There are places where Report(...) is called with a format string and additional arguments (like printf), and underneath it dispatches to a callback when these formatted print's are actually invoked. We're providing something that deals with the string that's post-formatted.

141 ↗(On Diff #68142)

C++11 ensures this is not a racy initialisation.

142 ↗(On Diff #68142)

I was being conservative here, giving an allowance of 10 bytes difference between the size of the temporary filename's buffer size total and the base filename provided as a flag. Fixed it to do relative calculations instead of magic numbers.

159–163 ↗(On Diff #68142)

I'm not sure how this works in non-x86, but we assume that all the CPUs will run in the same rate, and use that as an approximation for the TSC frequency rate.
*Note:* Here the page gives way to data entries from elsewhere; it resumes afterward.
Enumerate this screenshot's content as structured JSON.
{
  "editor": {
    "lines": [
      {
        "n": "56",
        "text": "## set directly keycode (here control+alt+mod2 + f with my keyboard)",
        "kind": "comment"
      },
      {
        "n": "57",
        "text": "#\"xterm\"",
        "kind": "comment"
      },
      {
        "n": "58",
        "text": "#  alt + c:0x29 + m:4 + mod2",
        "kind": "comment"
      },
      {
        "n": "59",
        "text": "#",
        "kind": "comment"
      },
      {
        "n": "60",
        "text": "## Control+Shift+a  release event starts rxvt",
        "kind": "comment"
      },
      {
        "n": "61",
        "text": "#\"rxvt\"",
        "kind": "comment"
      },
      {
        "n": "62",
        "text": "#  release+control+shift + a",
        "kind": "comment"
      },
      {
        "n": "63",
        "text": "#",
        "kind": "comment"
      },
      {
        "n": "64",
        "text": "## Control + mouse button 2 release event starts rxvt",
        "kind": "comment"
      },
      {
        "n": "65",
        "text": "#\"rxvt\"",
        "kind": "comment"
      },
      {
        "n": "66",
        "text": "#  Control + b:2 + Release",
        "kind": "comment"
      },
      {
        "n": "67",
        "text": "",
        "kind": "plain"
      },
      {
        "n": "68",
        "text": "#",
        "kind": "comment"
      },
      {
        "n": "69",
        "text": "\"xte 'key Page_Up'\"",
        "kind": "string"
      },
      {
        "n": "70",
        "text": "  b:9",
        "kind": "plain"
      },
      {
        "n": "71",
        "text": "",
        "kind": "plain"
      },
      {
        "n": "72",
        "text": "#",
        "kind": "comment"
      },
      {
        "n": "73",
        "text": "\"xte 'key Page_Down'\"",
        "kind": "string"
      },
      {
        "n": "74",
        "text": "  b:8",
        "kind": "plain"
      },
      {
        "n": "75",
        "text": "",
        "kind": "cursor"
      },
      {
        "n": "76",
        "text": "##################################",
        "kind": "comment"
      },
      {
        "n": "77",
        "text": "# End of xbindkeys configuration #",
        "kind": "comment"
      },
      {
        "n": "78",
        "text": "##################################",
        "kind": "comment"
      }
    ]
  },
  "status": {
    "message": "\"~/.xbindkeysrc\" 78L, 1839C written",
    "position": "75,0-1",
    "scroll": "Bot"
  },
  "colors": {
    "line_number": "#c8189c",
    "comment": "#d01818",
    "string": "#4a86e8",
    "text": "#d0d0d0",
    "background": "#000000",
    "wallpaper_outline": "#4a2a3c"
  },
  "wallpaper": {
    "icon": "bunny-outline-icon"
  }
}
This means if we're on this branch of the conditional, we don't get the reliable number and take a guess anyway.

sdardis added inline comments.
include/xray/xray_records.h
48 ↗(On Diff #68969)

Apologies for the drive-by comment.

Pre MIPSR6 requires different instructions (e.g. swl/swr to store 4 bytes) to write unaligned data if it is not naturally aligned to its size. Attempting to access 2/4/8 byte words with a normal load/store triggers a CPU level address exception if unaligned.

For MIPSR6 unaligned support is required, but it is implementation dependent how this is achieved. For example, an implementation could support unaligned access within a cacheline but require OS intervention if the unaligned access crosses a cacheline.

IIRC x86, PowerPC, AArch64 have native support for unaligned access. SPARC, ARM typically don't.

dberris planned changes to this revision.Aug 23 2016, 5:52 AM
dberris added inline comments.
include/xray/xray_records.h
48 ↗(On Diff #68969)

Apologies for the drive-by comment.

No need for apologies, comments most appreciated!

Pre MIPSR6 requires different instructions (e.g. swl/swr to store 4 bytes) to write unaligned data if it is not naturally aligned to its size. Attempting to access 2/4/8 byte words with a normal load/store triggers a CPU level address exception if unaligned.

For MIPSR6 unaligned support is required, but it is implementation dependent how this is achieved. For example, an implementation could support unaligned access within a cacheline but require OS intervention if the unaligned access crosses a cacheline.

IIRC x86, PowerPC, AArch64 have native support for unaligned access. SPARC, ARM typically don't.

Cool, this is good to know. Happy to change this implementation to be more portable to more platforms. :)

dberris updated this revision to Diff 68988.Aug 23 2016, 6:49 AM
dberris edited edge metadata.
  • Undo changes to CMakeLists.txt
  • Align CycleFrequency to 8 byte boundaries.
dberris marked 2 inline comments as done.Aug 23 2016, 6:52 AM

Address comments on alignment of CycleFrequency.

rSerge accepted this revision.Aug 23 2016, 7:26 AM
rSerge edited edge metadata.

Looks good to me.

lib/xray/xray_inmemory_log.cc
160–164 ↗(On Diff #68988)

I meant a x86/x86_64 system, consumer motherboards can easily have 2 sockets to install 2 different CPUs. Non-x86/x86_64 system is a harder question: a replacement for TSC/RDTSC would be needed.

This revision is now accepted and ready to land.Aug 23 2016, 7:26 AM
dberris updated this revision to Diff 69321.Aug 25 2016, 11:40 PM
dberris edited edge metadata.

Rebase before landing.

This revision was automatically updated to reflect the committed changes.